Genellikle "aman yapmayın" var ama sonunda...

O tehditleri yutacak durumda değiliz. Onlar şimdi lobilerde, bazı kulislerde bazı çalışmalar yaptılar, biz acaba şu andaki hükümeti nasıl götürürüz çalışmalarını yaptılar. Kiminle yaptılar, paralelle yaptılar. Hani diyor ya yazıda "Bizim şurayla burayla hiç bir yerle şeyimiz yok". O bağlantıların nasıl olduğu bizlerce malum.

Paralel yapılan bağlantıları malum sözünüzü açar mısınız?

Orada biraz mesafe kat etmekte fayda var.

"Saldırın" talimatıyla ilgili yorumunuzu yapmadınız...

Orada ciddi sıkıntılar olmalı ki her geçen gün köşeye sıkışıyorlar. Bekledikleri neticeyi alamayacaklar. Tüm yaşananlara rağmen, "Hoca efendi hükümete ne yaptı ki hükümet onun üzerine gidiyor" diyenlere de rastlanabiliyor halen. Daha ne yapacak? Sadece benim şahsıma açılan dava sayısını ben unuttum. Herhalde 200 dava olmuştur. Aynı şekilde köşe yazarı bazı arkadaşlar hakkında 200-300... Bunca dava açmak için bu kadar harcı nereden buluyorlar? "Ne yaptı ki" diyenlere sormak lazım "Peki biz ne yaptık?". Ben bunu daha o zaman söyledim. Olayın başlangıcı tamamıyla dershane olayıdır. Biz dershaneleri kapatalım derken hedefimiz, bu ülkede fakir fukara ayrımı ortadan kalksın. Herkes eşit seviyede üniversite imtihanlarına girsin, bunu sağlayalım. Buradan gelen rakamlar çok büyük 1'in altına düşmüyor bu rakam kesildiği anda bunlar orada hoplamaya başladı. Biz göreve geldiğimizde bilir misiniz bilmiyorum, Hüseyin beyin milli eğitim bakanı olduğu zaman ders kitaplarının içinden üniversite imtihan sorusu hazırlanmıyordu tamamıyla dershanelerdeki verilerden bu kitapçıklar içinden üniversite soruları hazırlanıyordu. yani tezgah daha ne zaman kurulmuş. Ben buna isyan ettim. Hüseyin beye biran önce bu dershaneleri kapatmamız gerektiğini söyledim. çünkü hazmedemiyordum. bunlar az para değil ciddi rakamlar biliyorsunuz intihar edenler oldu. En son KPSS'de çıkanlar. Ne yazık ki dal budak sarmadıkları yer kalmadı devletin bütün kademelerinde aynı şekilde. Düşünsenize, bir zamanlar ülke güvenliğini emanet ettiğimiz emniyet yöneticileri şu anda içeride. Aynı şekilde korumam durumunda olan insanlar halen dışarda. Çok ilginç şeyler oluyor, ama çok da pişkinler...

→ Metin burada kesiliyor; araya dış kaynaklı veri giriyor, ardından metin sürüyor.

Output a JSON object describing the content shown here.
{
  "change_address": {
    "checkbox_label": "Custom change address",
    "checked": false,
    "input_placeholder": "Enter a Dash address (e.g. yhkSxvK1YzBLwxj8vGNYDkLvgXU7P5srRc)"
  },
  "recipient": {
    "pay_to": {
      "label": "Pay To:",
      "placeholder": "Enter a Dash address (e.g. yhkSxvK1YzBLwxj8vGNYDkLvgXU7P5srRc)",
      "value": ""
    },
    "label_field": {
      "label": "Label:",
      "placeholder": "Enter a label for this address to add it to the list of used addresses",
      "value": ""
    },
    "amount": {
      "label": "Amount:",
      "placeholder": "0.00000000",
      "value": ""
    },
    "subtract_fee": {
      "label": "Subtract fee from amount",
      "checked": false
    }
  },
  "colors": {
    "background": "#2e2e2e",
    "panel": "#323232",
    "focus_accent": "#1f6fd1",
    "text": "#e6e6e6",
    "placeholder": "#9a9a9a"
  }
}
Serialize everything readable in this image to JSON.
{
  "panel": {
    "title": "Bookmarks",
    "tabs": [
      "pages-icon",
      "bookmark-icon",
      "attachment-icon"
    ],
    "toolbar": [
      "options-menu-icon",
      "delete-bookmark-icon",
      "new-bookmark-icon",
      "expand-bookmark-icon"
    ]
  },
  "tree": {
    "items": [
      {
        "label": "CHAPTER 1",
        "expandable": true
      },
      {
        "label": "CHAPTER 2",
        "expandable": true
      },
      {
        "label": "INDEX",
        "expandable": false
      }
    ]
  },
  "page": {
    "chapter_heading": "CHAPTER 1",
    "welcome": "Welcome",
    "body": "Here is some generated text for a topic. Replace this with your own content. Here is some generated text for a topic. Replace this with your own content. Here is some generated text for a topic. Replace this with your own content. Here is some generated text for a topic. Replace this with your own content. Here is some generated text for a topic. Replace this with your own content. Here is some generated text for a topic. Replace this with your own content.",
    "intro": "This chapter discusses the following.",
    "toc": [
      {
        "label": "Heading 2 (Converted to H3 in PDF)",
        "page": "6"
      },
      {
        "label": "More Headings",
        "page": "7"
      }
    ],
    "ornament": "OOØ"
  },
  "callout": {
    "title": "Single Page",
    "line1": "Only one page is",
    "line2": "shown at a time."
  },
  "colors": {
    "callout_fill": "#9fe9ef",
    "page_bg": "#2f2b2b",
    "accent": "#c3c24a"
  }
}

Ankara şubeyle ilgili yazı Türksat'ın devreye girmesi dediğiniz bunlar yurt dışında, Almanya'da MC TV yayın yapıyor bu tür yurtdışındaki yayınları Roj tv kapatıldı bu tür kanallar hakkında tedbir alınabilir mi? Bu bir süreçtir, sabırlı olmak lazım. Zamanı geldiğinde hukuk çerçevesinde gereken yapılır.

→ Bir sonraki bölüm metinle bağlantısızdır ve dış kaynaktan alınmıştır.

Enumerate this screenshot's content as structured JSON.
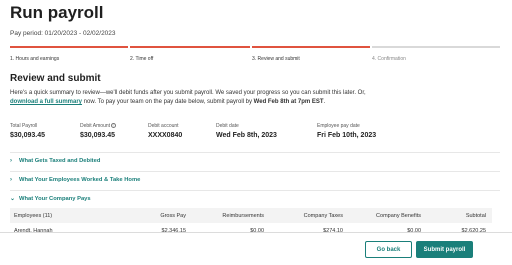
{
  "page": {
    "title": "Run payroll",
    "pay_period": "Pay period: 01/20/2023 - 02/02/2023"
  },
  "steps": [
    {
      "label": "1. Hours and earnings",
      "state": "done"
    },
    {
      "label": "2. Time off",
      "state": "done"
    },
    {
      "label": "3. Review and submit",
      "state": "done"
    },
    {
      "label": "4. Confirmation",
      "state": "upcoming"
    }
  ],
  "review": {
    "title": "Review and submit",
    "intro_1": "Here's a quick summary to review—we'll debit funds after you submit payroll. We saved your progress so you can submit this later. Or,",
    "download_link": "download a full summary",
    "intro_2": " now. To pay your team on the pay date below, submit payroll by ",
    "deadline": "Wed Feb 8th at 7pm EST",
    "intro_end": "."
  },
  "summary": [
    {
      "label": "Total Payroll",
      "value": "$30,093.45"
    },
    {
      "label": "Debit Amount",
      "value": "$30,093.45",
      "info_icon": "ⓘ"
    },
    {
      "label": "Debit account",
      "value": "XXXX0840"
    },
    {
      "label": "Debit date",
      "value": "Wed Feb 8th, 2023"
    },
    {
      "label": "Employee pay date",
      "value": "Fri Feb 10th, 2023"
    }
  ],
  "accordions": [
    {
      "label": "What Gets Taxed and Debited",
      "chevron": "›",
      "expanded": false
    },
    {
      "label": "What Your Employees Worked & Take Home",
      "chevron": "›",
      "expanded": false
    },
    {
      "label": "What Your Company Pays",
      "chevron": "⌄",
      "expanded": true
    }
  ],
  "table": {
    "headers": [
      "Employees (11)",
      "Gross Pay",
      "Reimbursements",
      "Company Taxes",
      "Company Benefits",
      "Subtotal"
    ],
    "rows": [
      [
        "Arendt, Hannah",
        "$2,346.15",
        "$0.00",
        "$274.10",
        "$0.00",
        "$2,620.25"
      ]
    ]
  },
  "footer": {
    "back_label": "Go back",
    "submit_label": "Submit payroll"
  },
  "colors": {
    "accent": "#1a7f7a",
    "progress": "#e0533f"
  }
}
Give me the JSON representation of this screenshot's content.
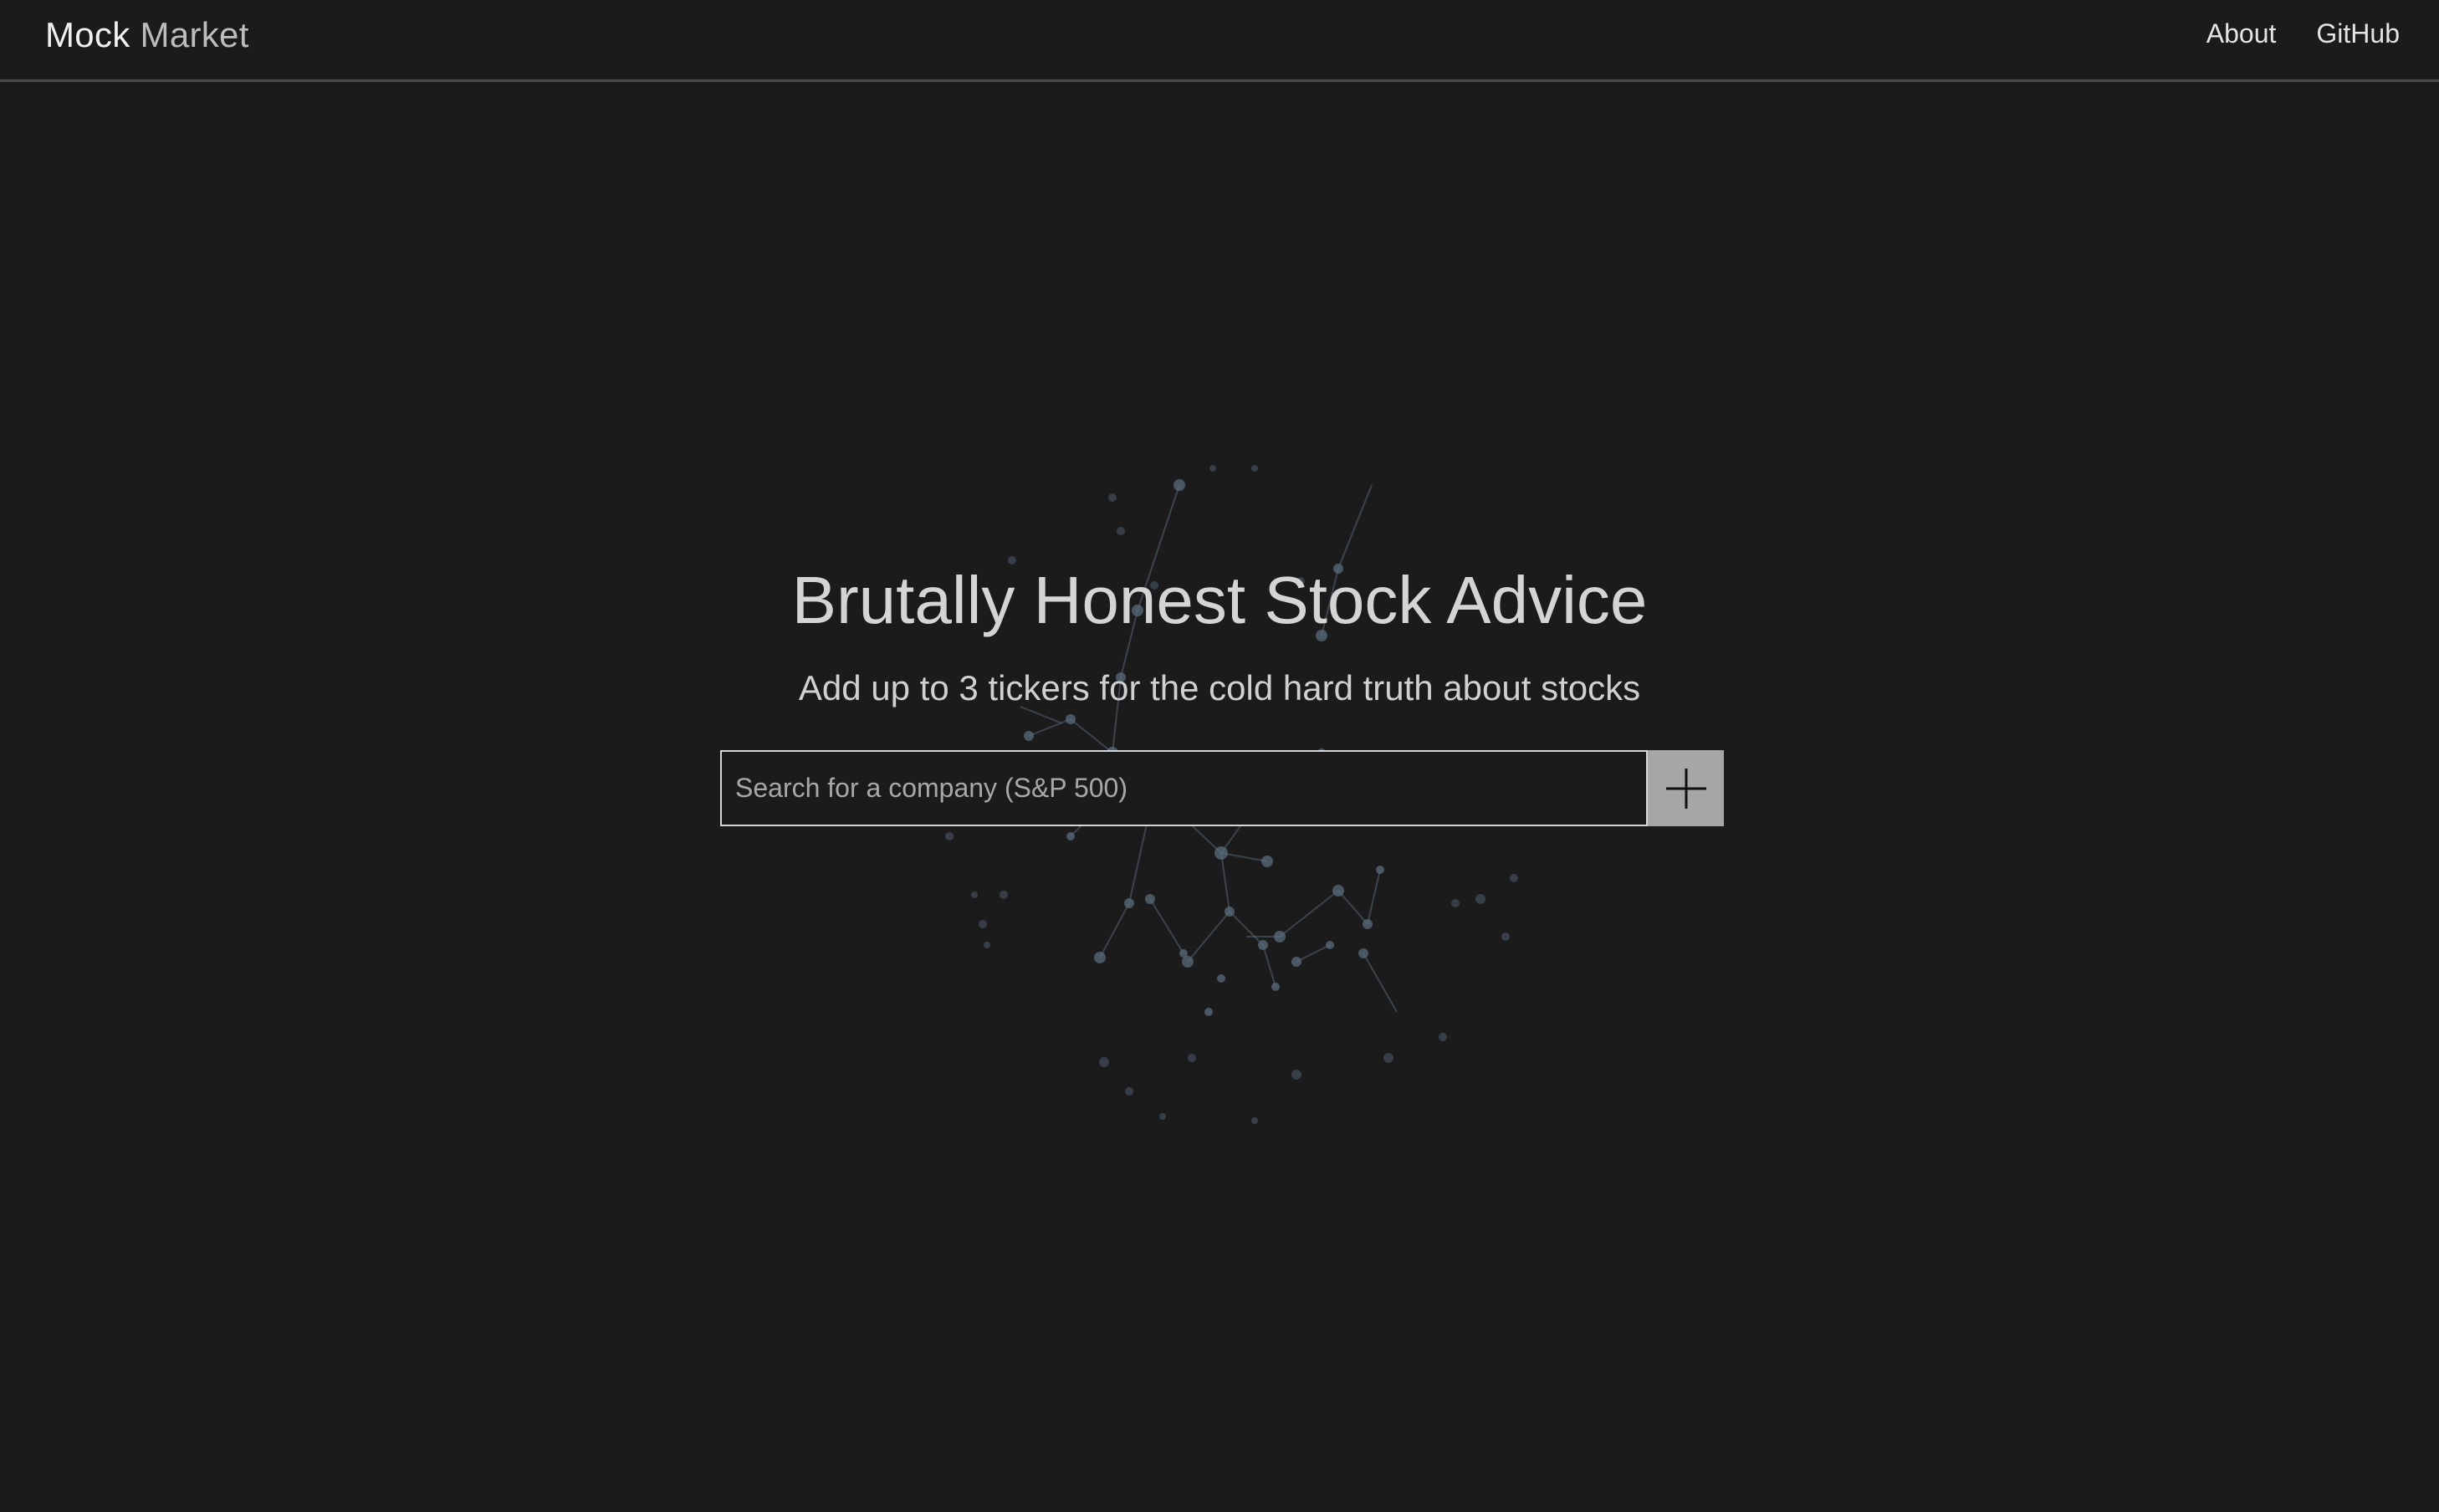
{
  "nav": {
    "brand_primary": "Mock",
    "brand_secondary": "Market",
    "links": [
      {
        "label": "About"
      },
      {
        "label": "GitHub"
      }
    ]
  },
  "hero": {
    "title": "Brutally Honest Stock Advice",
    "subtitle": "Add up to 3 tickers for the cold hard truth about stocks"
  },
  "search": {
    "value": "",
    "placeholder": "Search for a company (S&P 500)",
    "add_icon": "plus-icon"
  },
  "colors": {
    "background": "#1b1b1b",
    "text": "#d4d4d4",
    "button": "#a6a6a6",
    "network_node": "#5a6c7c"
  }
}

Cumhurbaşkanının meydanlara indiği, yeminine sadık kalmadığı tarafsızlığını yitirdiğine dair eleştiriler var bu konuda ne diyeceksiniz? Oradaki tarafsızlık siyasi partilere yönelik bir konu. Benim tabi bundan önceki Cumhurbaşkanlarından farklı bir yanım var, milletin oyuyla seçildim. Ben bir siyasi partinin genel başkanlığını yapmış ve başbakanlıktan gelmiş biriyim. 12 yıllık başbakanlık dönemim içerisinde yaptığımız birçok yatırımlar var bu yatırımları meydanlarda anlatıyorum. Şahsıma bir hakaret varsa onları da cevaplıyorum. Yaptığım bu. Bu arada ne tarafta olduğumu da söylüyorum. Nedir bu taraf? Milletin tarafı. Ben milletin Cumhurbaşkanıyım demiştim. Şu anda da milletin tarafında olduğumu yine meydanlarda açıkça söylüyorum. Tarafım bu. Herhangi bir siyasi parti noktasında böyle bir açıklamam zaten söz konusu değil. Partili cumhurbaşkanlığı olsun dedik buna yanaşmandınız. Yahu niye olmasın, çıkaramıyorlar adayı buyur bak şimdi 14 partinin adayı şimdi bir siyasi partinin adayı oldu. Bu şimdi diğer 13 partiye haksızlık değil mi?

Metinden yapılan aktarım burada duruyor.